Beyond Thiebaud’s expert choices in tone and shade, his paint application conjures much of the work’s visual punch. Thick impasto ensconces the donuts as if each pastry is vibrating the air in the scene. Each heavily loaded brush stroke projects from the surface of the painting, making each donut inviting and tangible. Paint colors are left separate on Thiebaud’s brush, leaving striations that help to showcase his dynamic range of gestural ability, and the artist’s signature is incised into the painting, underscoring this sense of dimensionality and textural variation.
Wayne Thiebaud was born in Arizona in 1920 and came of age in the Depression, an era marked by extreme scarcity and economic hardship. After spending time making comics as a teenager, Thiebaud was briefly employed as an animator before becoming a teacher and finally transitioning to the fine arts.

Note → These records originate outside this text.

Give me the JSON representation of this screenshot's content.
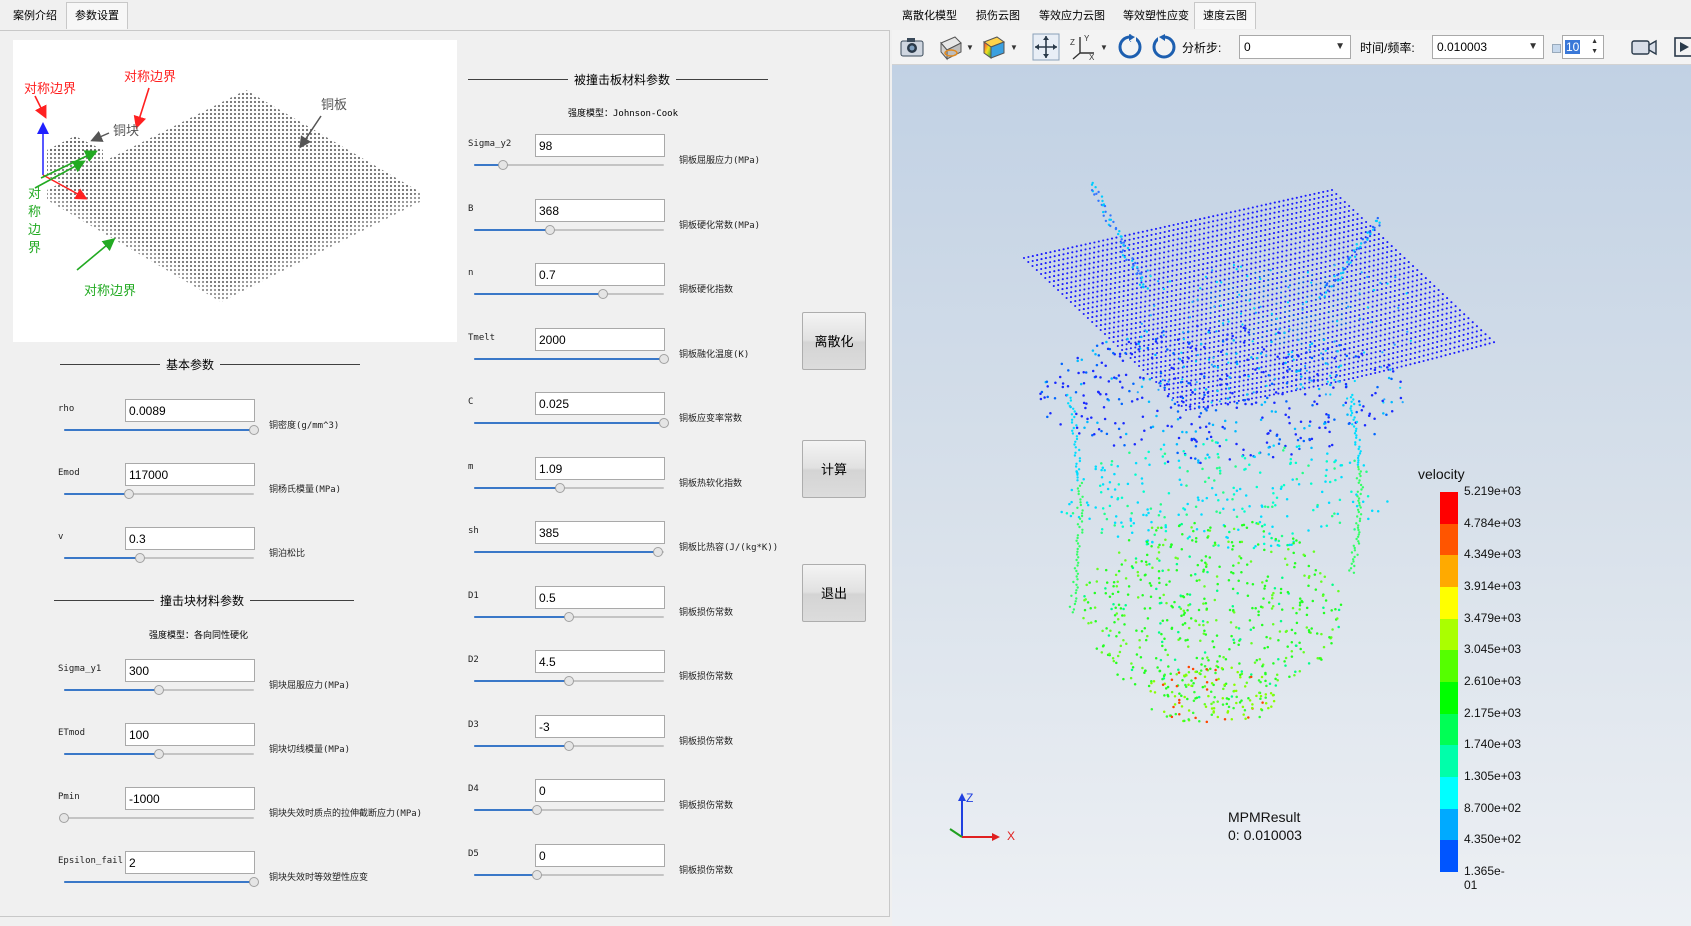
{
  "left_tabs": [
    "案例介绍",
    "参数设置"
  ],
  "right_tabs": [
    "离散化模型",
    "损伤云图",
    "等效应力云图",
    "等效塑性应变",
    "速度云图"
  ],
  "diagram": {
    "labels": {
      "sym_top_left": "对称边界",
      "sym_top_mid": "对称边界",
      "copper_plate": "铜板",
      "copper_block": "铜块",
      "sym_vertical": [
        "对",
        "称",
        "边",
        "界"
      ],
      "sym_bottom": "对称边界"
    },
    "colors": {
      "red": "#ff2020",
      "green": "#22aa22",
      "gray": "#555555"
    }
  },
  "basic": {
    "title": "基本参数",
    "params": [
      {
        "name": "rho",
        "value": "0.0089",
        "desc": "铜密度(g/mm^3)",
        "level": 1.0
      },
      {
        "name": "Emod",
        "value": "117000",
        "desc": "铜杨氏模量(MPa)",
        "level": 0.34
      },
      {
        "name": "v",
        "value": "0.3",
        "desc": "铜泊松比",
        "level": 0.4
      }
    ]
  },
  "block": {
    "title": "撞击块材料参数",
    "model": "强度模型：各向同性硬化",
    "params": [
      {
        "name": "Sigma_y1",
        "value": "300",
        "desc": "铜块屈服应力(MPa)",
        "level": 0.5
      },
      {
        "name": "ETmod",
        "value": "100",
        "desc": "铜块切线模量(MPa)",
        "level": 0.5
      },
      {
        "name": "Pmin",
        "value": "-1000",
        "desc": "铜块失效时质点的拉伸截断应力(MPa)",
        "level": 0.0
      },
      {
        "name": "Epsilon_fail",
        "value": "2",
        "desc": "铜块失效时等效塑性应变",
        "level": 1.0
      }
    ]
  },
  "plate": {
    "title": "被撞击板材料参数",
    "model": "强度模型：Johnson-Cook",
    "params": [
      {
        "name": "Sigma_y2",
        "value": "98",
        "desc": "铜板屈服应力(MPa)",
        "level": 0.15
      },
      {
        "name": "B",
        "value": "368",
        "desc": "铜板硬化常数(MPa)",
        "level": 0.4
      },
      {
        "name": "n",
        "value": "0.7",
        "desc": "铜板硬化指数",
        "level": 0.68
      },
      {
        "name": "Tmelt",
        "value": "2000",
        "desc": "铜板融化温度(K)",
        "level": 1.0
      },
      {
        "name": "C",
        "value": "0.025",
        "desc": "铜板应变率常数",
        "level": 1.0
      },
      {
        "name": "m",
        "value": "1.09",
        "desc": "铜板热软化指数",
        "level": 0.45
      },
      {
        "name": "sh",
        "value": "385",
        "desc": "铜板比热容(J/(kg*K))",
        "level": 0.97
      },
      {
        "name": "D1",
        "value": "0.5",
        "desc": "铜板损伤常数",
        "level": 0.5
      },
      {
        "name": "D2",
        "value": "4.5",
        "desc": "铜板损伤常数",
        "level": 0.5
      },
      {
        "name": "D3",
        "value": "-3",
        "desc": "铜板损伤常数",
        "level": 0.5
      },
      {
        "name": "D4",
        "value": "0",
        "desc": "铜板损伤常数",
        "level": 0.33
      },
      {
        "name": "D5",
        "value": "0",
        "desc": "铜板损伤常数",
        "level": 0.33
      }
    ]
  },
  "buttons": {
    "discretize": "离散化",
    "compute": "计算",
    "exit": "退出"
  },
  "toolbar": {
    "step_label": "分析步:",
    "step_value": "0",
    "time_label": "时间/频率:",
    "time_value": "0.010003",
    "spin_value": "10"
  },
  "view": {
    "axes": {
      "z": "Z",
      "x": "X",
      "y": "Y"
    },
    "result_name": "MPMResult",
    "result_time": "0: 0.010003"
  },
  "legend": {
    "title": "velocity",
    "values": [
      "5.219e+03",
      "4.784e+03",
      "4.349e+03",
      "3.914e+03",
      "3.479e+03",
      "3.045e+03",
      "2.610e+03",
      "2.175e+03",
      "1.740e+03",
      "1.305e+03",
      "8.700e+02",
      "4.350e+02",
      "1.365e-01"
    ],
    "colors": [
      "#ff0000",
      "#ff5500",
      "#ffaa00",
      "#ffff00",
      "#aaff00",
      "#55ff00",
      "#00ff00",
      "#00ff55",
      "#00ffaa",
      "#00ffff",
      "#00aaff",
      "#0055ff",
      "#0000ff"
    ]
  }
}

By the 1960s, Thiebaud had gained widespread attention and acclaim for his orderly and regimented depictions of ordinary objects, especially pastries, that could be consumed by almost anyone, yet made somehow special through Thiebaud’s hand.
Compared to this early work, Three Donuts displays a naturalism and verisimilitude that makes it unique in his oeuvre. Throughout much of his early painting, Thiebaud had employed a system of positive and negative space, and grid-like organizational relationships that brought his work away from the realm of observation and into that of imagination. In this context of his early work, the donuts seem more lifelike, though they are commodities without context or place. There is a faint horizon line, but the donuts seem to inhabit a liminal space between store shelf and ether; they are inviting but inaccessible. Thiebaud draws on the quality of memory in this way: the donuts seem haphazard enough to appear observed, or at least based on life, but there is something uncanny in their obliqueness, as if they are drawn with the goal of depicting feeling and memory. Describing his painting, Thiebaud stated, “most of the objects are fragments of actual experience. For instance, I would really think of the bakery counter, of the way the counter was lit, where the pies were placed, but I wanted just a piece of the experience. From when I worked in restaurants, I can remember seeing rows of pies, or a tin of pie with one piece out of it and one pie sitting beside it. Those little vedute in fragmented circumstances were always poetic to me” (Wayne Thiebaud in John Arthur, Realists at Work, New York 1983, p. 120). Drawing partially from memory and partially from life, Three Donuts is nostalgic without becoming kitsch, projecting a sentimentality and genuine fondness. Through Thiebaud’s unique artistic vision, Three Donuts is a frank celebration of the everyday things that make life sweet.